Comment réinventer les anniversaires? Laissez faire la vie! Dimanche dernier, en principe, on aurait dû célébrer notre 29e anniversaire de mariage. Mille choses sont arrivées pour nous en empêcher, la vie a parfois de curieuses façons de nous amener ailleurs. On n'a jamais rien fait de conventionnel, on en convient et les tête-à-tête dans un restaurant chic, ça ne nous ressemble pas du tout. Après trois jours chacun de notre côté à régler des problèmes qui ne concernaient pas du tout notre vie amoureuse, on s'est retrouvé dimanche soir à casser la croûte ensemble, très tard, complètement épuisés, en se disant que c'était dommage de ne pas avoir célébré cet anniversaire de mariage comme du monde. Alors, j'ignore comment ça s'est produit mais on s'est mis à se reparler de l'époque où l'on n'était que des amis, les meilleurs amis du monde. C'est curieux qu'on n'avait jamais pris la peine de se raconter nos perceptions de l'époque de notre amitié. On a appris une foule de choses dans la légèreté et dans l'humour, et c'était, je crois, une façon merveilleuse de célébrer cet anniversaire.

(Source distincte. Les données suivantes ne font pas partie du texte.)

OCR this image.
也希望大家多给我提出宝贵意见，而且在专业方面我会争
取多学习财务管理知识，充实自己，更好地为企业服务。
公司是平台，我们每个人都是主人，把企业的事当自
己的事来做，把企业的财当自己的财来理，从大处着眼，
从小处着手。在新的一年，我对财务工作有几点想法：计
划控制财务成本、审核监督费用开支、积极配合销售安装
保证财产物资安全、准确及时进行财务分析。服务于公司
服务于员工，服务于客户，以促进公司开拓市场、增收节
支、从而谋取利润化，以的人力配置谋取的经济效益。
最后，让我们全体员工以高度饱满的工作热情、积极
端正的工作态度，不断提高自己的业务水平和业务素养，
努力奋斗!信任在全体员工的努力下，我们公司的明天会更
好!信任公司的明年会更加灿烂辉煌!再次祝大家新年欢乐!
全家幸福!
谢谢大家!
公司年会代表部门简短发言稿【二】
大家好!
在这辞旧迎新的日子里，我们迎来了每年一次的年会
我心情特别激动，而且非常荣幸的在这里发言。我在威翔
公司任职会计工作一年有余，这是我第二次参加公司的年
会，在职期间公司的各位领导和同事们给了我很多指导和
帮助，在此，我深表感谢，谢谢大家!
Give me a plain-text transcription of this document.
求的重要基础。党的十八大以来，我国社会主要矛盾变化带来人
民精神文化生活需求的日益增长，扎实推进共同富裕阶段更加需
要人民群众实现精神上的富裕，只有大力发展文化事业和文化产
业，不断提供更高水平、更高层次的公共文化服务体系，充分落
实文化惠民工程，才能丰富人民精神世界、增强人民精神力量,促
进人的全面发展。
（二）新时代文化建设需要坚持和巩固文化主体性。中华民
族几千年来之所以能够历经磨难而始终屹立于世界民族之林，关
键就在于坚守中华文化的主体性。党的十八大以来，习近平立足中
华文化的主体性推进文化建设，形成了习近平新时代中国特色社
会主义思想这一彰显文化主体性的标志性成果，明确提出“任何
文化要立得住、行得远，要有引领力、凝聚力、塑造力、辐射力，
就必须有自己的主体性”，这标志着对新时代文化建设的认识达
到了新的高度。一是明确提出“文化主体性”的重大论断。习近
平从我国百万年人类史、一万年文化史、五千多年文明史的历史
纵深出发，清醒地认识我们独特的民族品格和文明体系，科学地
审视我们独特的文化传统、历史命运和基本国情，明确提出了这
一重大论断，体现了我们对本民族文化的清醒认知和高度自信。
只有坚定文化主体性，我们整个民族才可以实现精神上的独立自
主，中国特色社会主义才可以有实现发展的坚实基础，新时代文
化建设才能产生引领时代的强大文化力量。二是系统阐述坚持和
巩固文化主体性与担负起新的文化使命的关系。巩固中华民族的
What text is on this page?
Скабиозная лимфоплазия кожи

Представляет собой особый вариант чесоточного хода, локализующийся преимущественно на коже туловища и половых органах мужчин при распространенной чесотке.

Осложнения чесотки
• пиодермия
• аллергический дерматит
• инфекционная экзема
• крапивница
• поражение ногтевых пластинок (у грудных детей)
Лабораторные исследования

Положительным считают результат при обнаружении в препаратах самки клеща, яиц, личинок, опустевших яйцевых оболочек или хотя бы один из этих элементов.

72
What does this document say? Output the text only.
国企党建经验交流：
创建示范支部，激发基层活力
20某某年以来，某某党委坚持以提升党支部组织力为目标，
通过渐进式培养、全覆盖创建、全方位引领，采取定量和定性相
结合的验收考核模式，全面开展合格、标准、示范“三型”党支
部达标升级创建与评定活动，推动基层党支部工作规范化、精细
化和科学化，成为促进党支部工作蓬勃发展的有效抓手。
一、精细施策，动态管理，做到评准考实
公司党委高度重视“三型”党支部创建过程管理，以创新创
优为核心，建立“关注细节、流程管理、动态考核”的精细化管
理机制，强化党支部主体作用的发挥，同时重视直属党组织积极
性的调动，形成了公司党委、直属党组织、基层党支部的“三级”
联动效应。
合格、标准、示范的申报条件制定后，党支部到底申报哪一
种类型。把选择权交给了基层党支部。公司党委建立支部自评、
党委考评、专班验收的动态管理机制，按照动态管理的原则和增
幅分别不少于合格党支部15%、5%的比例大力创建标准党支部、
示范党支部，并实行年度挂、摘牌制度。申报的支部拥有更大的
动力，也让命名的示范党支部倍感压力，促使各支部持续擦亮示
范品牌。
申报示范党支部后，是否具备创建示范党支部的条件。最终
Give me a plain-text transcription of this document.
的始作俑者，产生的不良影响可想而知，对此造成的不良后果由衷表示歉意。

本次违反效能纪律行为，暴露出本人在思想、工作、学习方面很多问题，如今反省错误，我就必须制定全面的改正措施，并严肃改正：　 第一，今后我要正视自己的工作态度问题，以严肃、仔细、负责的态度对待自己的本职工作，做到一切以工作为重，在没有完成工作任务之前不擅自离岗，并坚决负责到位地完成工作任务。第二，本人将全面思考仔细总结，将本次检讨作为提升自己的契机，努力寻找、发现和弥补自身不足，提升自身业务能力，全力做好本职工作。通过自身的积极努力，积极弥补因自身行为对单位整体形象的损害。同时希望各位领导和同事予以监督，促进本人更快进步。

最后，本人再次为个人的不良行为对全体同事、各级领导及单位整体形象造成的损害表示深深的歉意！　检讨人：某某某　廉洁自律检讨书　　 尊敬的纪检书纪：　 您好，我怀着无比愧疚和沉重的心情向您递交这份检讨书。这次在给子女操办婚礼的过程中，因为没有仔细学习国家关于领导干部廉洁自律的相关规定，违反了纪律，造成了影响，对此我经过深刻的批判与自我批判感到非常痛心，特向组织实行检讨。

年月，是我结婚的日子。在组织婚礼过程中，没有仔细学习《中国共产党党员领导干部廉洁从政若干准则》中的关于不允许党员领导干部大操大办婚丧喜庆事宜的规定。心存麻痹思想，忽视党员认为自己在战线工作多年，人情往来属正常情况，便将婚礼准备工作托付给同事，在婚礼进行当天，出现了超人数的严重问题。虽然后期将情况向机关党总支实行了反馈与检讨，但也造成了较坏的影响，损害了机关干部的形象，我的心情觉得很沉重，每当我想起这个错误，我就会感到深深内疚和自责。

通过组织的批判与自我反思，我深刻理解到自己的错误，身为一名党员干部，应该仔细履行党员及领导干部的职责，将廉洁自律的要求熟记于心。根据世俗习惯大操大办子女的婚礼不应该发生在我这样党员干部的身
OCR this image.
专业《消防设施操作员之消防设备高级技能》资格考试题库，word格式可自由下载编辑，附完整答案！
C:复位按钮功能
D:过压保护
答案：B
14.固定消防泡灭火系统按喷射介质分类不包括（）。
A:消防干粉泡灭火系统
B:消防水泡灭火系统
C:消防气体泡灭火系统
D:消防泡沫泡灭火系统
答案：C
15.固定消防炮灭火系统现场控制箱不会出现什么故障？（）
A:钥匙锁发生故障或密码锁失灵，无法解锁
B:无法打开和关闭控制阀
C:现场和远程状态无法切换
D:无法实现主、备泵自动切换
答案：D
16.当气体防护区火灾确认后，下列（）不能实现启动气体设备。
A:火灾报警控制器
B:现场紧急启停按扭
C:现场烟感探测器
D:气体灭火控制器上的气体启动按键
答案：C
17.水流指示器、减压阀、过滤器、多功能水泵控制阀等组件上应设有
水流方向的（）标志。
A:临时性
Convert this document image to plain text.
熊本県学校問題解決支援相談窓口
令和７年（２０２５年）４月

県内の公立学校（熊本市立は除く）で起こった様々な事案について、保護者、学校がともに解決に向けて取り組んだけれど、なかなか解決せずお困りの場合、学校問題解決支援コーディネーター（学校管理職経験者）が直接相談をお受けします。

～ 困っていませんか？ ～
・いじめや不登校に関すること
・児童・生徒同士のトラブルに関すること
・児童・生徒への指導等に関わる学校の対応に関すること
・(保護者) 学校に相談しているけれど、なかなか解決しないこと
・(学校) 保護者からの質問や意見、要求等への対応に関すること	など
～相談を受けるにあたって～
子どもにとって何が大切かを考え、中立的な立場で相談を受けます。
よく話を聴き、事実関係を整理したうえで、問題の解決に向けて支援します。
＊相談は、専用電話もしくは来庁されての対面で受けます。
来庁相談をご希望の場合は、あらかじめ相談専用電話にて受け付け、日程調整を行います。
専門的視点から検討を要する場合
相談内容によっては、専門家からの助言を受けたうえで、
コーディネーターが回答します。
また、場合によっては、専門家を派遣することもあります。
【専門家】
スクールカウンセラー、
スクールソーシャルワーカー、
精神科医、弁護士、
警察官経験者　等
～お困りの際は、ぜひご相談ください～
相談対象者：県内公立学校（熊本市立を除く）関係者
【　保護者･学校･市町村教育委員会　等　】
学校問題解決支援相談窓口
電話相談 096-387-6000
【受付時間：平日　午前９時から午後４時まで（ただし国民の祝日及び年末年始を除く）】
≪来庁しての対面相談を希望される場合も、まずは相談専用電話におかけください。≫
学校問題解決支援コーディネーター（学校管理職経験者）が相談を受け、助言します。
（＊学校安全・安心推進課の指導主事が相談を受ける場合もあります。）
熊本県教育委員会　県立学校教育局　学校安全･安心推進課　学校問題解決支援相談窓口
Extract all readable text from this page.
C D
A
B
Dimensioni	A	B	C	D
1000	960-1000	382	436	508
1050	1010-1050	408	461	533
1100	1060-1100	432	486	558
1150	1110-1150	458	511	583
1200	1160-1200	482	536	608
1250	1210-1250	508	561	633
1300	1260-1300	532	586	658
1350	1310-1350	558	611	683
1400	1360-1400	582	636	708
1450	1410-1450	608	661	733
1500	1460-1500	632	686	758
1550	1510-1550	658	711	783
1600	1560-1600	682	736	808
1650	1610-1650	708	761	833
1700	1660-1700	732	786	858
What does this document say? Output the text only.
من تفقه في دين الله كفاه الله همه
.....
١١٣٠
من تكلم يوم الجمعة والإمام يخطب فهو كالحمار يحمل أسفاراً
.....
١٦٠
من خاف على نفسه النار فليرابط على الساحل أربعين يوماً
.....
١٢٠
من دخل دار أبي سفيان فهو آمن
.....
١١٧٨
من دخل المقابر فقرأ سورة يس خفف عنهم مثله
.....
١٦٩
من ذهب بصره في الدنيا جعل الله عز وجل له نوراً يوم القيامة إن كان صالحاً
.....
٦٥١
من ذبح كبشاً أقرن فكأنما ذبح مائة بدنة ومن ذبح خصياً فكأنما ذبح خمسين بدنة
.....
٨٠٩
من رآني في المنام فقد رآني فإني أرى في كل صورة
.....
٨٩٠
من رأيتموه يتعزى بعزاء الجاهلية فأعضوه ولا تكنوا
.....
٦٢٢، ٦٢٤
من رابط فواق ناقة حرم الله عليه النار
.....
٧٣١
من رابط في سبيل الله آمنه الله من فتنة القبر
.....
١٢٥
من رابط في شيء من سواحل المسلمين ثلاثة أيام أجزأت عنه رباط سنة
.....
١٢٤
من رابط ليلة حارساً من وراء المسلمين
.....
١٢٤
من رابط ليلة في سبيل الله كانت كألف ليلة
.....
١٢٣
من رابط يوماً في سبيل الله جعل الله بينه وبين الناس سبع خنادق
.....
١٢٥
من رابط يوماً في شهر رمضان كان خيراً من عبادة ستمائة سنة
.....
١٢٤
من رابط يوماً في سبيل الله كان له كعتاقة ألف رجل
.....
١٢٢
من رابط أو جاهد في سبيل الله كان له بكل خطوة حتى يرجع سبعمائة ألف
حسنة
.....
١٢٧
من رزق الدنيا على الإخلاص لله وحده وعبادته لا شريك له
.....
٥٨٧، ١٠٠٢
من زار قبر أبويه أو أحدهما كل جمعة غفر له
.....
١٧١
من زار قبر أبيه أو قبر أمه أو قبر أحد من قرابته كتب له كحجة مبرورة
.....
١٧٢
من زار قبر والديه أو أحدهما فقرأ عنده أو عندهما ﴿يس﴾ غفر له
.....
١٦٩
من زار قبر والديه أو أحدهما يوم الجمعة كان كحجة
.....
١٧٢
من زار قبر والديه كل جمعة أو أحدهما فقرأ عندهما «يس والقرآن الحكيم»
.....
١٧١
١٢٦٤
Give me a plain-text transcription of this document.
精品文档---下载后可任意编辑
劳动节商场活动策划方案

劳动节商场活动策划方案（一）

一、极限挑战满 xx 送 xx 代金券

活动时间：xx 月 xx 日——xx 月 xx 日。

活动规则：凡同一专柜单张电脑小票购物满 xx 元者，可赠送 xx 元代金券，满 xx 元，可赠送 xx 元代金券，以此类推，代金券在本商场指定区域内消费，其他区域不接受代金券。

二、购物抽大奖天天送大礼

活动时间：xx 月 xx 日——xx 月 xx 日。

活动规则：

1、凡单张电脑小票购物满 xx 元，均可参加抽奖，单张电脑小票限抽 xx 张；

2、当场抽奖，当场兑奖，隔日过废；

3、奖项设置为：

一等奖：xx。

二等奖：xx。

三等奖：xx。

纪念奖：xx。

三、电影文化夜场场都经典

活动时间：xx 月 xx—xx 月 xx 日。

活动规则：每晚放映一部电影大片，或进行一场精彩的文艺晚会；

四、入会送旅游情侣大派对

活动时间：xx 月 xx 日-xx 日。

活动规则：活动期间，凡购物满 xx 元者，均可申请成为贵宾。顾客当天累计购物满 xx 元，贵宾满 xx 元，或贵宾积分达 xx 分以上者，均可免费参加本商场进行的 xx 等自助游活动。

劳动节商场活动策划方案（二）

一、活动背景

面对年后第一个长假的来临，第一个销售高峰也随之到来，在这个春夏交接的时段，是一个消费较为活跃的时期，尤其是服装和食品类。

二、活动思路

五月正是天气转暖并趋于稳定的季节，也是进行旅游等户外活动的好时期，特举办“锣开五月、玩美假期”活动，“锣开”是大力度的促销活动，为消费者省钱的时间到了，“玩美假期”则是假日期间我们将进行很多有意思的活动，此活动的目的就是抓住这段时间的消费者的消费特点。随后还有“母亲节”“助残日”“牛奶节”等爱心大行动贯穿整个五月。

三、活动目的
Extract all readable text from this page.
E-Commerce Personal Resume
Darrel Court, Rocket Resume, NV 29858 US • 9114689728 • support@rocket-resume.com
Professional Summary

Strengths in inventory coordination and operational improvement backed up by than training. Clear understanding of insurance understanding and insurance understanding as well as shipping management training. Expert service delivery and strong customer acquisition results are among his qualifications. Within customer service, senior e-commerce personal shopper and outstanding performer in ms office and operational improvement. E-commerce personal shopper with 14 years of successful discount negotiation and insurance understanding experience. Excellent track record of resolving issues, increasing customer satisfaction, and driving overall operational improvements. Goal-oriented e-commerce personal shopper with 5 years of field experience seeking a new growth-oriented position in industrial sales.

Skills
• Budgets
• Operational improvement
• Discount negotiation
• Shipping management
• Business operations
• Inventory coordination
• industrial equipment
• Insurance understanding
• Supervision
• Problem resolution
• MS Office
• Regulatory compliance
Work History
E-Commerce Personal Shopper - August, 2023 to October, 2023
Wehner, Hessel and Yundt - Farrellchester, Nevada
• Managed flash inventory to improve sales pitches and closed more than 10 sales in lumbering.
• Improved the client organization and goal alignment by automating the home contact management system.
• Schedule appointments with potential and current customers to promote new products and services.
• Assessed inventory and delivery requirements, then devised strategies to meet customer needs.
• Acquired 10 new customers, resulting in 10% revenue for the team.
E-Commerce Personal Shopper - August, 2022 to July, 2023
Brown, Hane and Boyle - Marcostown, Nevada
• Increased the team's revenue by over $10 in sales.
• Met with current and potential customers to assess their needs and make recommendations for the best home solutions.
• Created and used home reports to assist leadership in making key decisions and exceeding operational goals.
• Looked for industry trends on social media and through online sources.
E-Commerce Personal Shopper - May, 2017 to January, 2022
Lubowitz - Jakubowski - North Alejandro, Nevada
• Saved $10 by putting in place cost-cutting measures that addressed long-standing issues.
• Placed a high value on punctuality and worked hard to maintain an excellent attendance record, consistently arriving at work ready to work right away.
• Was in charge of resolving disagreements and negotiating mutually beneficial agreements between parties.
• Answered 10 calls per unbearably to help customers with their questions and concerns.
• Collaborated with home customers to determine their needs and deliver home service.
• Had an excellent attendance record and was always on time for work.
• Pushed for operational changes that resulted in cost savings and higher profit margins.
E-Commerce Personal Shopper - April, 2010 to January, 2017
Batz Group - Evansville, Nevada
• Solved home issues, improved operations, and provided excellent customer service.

Je regrette quasiment de ne pas nous avoir cuisiné un riz frit au poulet, ça aurait été, il me semble, assez de circonstance!
14 commentaires:
Trooooop mignon. ;-)
Je crois en ce genre d'amour où chacun est le meilleur ami de l'autre et tout à coup, le petit laboratoire chimique fait explosion. C'est pas mal plus béton qu'un départ hormonal qui fait réaliser, peu de temps après, qu'on a rien à se dire et rien à faire ou à partager ensemble.
Bravo et bon anniversaire à vous deux.
:D (Quel cinéma, tout de même!)
En lisant ce chapitre de ta vie, ce matin, j'ai eu une boule dans la gorge. Ça me touche. C'est plein d'humanité et ça me réconcilie avec la vie. Tu es privilégiée d'avoir vécu de si beaux moments authentiques.
Tu allais à l'école au "poulailler" ? Est-ce l'immeuble qui est aujourd'hui presque'au coin d'Iberville et de l'Université ? Parce que j'ai habité là quand j'allais au cégep. Ils appellaient ça le poulailler et on m'avait dit que c'était une ancienne école...
@ Zed : Du cinéma, tu trouves? Ça doit être pour ça qu'il avait tous les projecteurs braqués sur lui dans le cadre de porte, le soir du 14 août 1976!
@ Henri : Ça doit te faire drôle en effet, toi qui nous connais tous les deux.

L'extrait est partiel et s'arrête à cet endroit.